This decade started off with a huge triumph for women in space. Astronauts Christina Koch and Jessica Meir made history by completing the second all-woman spacewalk in January 2020, just a few months after having completed the first spacewalk in October. The spacewalk is symbolic of the progress the space industry has made in including women —  but it also marked a giant leap forward for womankind in spaceflight.

Over the past few years, there’s been a drive to get more women involved in the science, engineering, and space sectors. Women have been employed in the industry for decades; Katherine Johnson, for instance, was a female mathematician employed by NASA whose calculations of orbital mechanics led to success on U.S. spaceflights. However, it wasn’t until half a century later that her contributions and that of other female NASA employees were finally recognized. 

If popular culture is any indication, women are becoming more visible in the industry. Hollywood films in the 2010s like Gravity, Interstellar, and Arrival featured women playing astronauts and scientists. A new book series called Lady Astronauts envisioned what a timeline of women astronauts in space would have looked like and Amy Shira Teitel’s book, Fighting for Space: Two Pilots and Their Historic Battle for Female Spaceflight , tells a compelling story of the early struggles for women entering the space industry. 

It seems this visibility and inclusion of women in spaceflight is leading to greater equality. Today, the percentage of women amongst new astronaut trainees doubled from 20 percent in the 2000s to 47 percent in the 2010s. However, firsts for women in the industry are still occurring. Beth Moses, a commercial astronaut instructor, became the first woman on a commercial spaceflight aboard Virgin Galactic’s spaceship in February. 

Gender Equality in the Space Sector

The progress NASA has made during the last decade has not been without its shortcomings. The first all-women spacewalk was originally slated for March 2019 but was cancelled due to a shortage of spacewalk uniforms in the necessary, typically smaller sizes for women on the International Space Station.

Still, women are hugely underrepresented in space. The ratio of women on the International Space Station has not changed in the 20 years of constant occupation. Women have only compromised 12 percent of the ISS’s population in the 2000s and 11 percent in the 2010s, still remaining a minority on Earth and space.

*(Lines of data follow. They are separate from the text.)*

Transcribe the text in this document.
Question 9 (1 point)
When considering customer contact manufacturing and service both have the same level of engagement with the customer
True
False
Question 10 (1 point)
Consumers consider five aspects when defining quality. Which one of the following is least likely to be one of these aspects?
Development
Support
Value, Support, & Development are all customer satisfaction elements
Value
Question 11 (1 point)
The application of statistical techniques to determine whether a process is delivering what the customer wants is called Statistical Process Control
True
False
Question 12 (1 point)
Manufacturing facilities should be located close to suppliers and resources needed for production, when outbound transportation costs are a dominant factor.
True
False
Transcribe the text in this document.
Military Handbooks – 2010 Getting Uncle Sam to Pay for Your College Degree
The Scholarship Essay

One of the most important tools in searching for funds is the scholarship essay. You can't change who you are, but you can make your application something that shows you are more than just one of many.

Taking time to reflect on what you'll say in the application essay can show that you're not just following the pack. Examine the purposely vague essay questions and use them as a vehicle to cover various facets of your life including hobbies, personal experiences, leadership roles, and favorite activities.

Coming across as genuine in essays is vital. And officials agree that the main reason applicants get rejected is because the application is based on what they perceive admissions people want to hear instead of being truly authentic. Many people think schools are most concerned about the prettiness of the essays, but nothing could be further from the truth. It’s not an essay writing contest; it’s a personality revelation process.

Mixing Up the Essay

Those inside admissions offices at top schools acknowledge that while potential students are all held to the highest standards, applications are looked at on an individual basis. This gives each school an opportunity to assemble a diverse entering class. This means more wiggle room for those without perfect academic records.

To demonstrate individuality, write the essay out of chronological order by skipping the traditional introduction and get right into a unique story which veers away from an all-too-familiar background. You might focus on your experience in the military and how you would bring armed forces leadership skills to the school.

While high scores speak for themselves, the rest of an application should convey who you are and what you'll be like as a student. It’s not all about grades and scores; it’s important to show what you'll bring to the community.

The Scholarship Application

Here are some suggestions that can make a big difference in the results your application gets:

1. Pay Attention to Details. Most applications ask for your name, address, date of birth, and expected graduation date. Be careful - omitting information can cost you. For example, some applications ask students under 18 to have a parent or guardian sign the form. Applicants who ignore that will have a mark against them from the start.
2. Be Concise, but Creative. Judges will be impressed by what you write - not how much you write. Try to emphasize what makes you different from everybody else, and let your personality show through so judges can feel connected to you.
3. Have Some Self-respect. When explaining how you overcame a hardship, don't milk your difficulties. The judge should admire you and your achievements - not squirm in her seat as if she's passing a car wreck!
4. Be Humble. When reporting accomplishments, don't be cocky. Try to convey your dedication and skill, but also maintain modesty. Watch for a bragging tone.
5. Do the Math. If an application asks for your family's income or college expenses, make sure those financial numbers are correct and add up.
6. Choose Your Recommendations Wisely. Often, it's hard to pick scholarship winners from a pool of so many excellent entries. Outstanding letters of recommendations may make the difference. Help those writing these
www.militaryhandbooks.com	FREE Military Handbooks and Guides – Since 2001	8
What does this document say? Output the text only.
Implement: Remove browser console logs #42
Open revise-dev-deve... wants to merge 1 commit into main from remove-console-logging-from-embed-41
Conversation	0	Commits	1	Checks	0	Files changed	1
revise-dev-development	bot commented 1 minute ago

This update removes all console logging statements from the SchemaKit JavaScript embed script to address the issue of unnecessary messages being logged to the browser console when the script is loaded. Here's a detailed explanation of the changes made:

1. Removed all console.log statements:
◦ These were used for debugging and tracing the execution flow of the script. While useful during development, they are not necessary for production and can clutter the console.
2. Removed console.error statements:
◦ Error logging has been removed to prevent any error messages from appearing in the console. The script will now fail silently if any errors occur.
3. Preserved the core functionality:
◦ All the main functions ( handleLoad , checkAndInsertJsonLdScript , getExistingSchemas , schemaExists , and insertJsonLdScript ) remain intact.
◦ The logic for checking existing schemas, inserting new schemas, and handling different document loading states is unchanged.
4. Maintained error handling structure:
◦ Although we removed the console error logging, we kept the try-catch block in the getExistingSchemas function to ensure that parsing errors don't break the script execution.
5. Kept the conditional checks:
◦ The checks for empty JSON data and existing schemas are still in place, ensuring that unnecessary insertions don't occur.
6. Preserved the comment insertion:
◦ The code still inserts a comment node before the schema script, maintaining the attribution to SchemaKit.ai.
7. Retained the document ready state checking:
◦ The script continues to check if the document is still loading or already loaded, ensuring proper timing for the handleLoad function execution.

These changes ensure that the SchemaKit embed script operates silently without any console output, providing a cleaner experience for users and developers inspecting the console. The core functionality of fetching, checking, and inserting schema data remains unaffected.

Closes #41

Fortunately, NASA is continuing to improve diversity work behind the scenes by including guidelines to accommodate employees undergoing gender transition and in 2016, LGBTQ individuals have been included in their nondiscrimination policy. NASA has been voted as one of the best places to work eight years in a row, but its workplace is still relatively homogeneous; 66 percent majority of workers are male, while women and ethnic and most racial minorities are largely underrepresented in comparison to the general population. At the top, 86 percent of senior employees are men. A lack of diversity among leadership, unfortunately, doesn’t properly reflect the experiences and perspectives of underrepresented populations, and the spacesuit incident which delayed the first all-woman spacewalk is just one instance of unintentional bias and of how women are overlooked. NASA has learned its lesson and the newest designs of spacesuits are highly customizable and capable of accommodating anyone in “the first percentile female to the 99th percentile male”. In other ways, space environments are also designed poorly and can overlook women. This waste disposal system aboard the ISS, in particular, is poorly suited to handle the waste of feminine hygiene products. However, the number of female astronauts is too small to assign a detailed clinical trial on how certain hormonal contraception affects women in space.

More Research Is Needed on Women in Space

We should also consider how differently female and male bodies respond and adapt physiologically to radiation, microgravity, and other consequences of a rather harsh space environment. Research knows a lot about how space affects males, but not females. In the future, this is one area that space programs should focus on.

In our current decade, organizations like NASA and even private sector companies should invest in this progress we’ve made on diversity and inclusion, by ensuring we understand our female astronauts and why men still outnumber them nine to one in ISS crews. We should focus on how women experience the challenges of spaceflight and institutional culture. Further, space designers need to abandon a one-size-fits-all approach and instead focus on how to make a more customizable environment so females aren’t seen as deviating from a male standard. Differences in sex or gender shouldn’t be treated as obstacles.

In the space sector, we should all listen to the thoughts and experiences of women and continuously examine and actively work towards being inclusive in all areas of space exploration, from engineering to leadership. Making space for more women is not only more democratic but crucial for the future success of space exploration.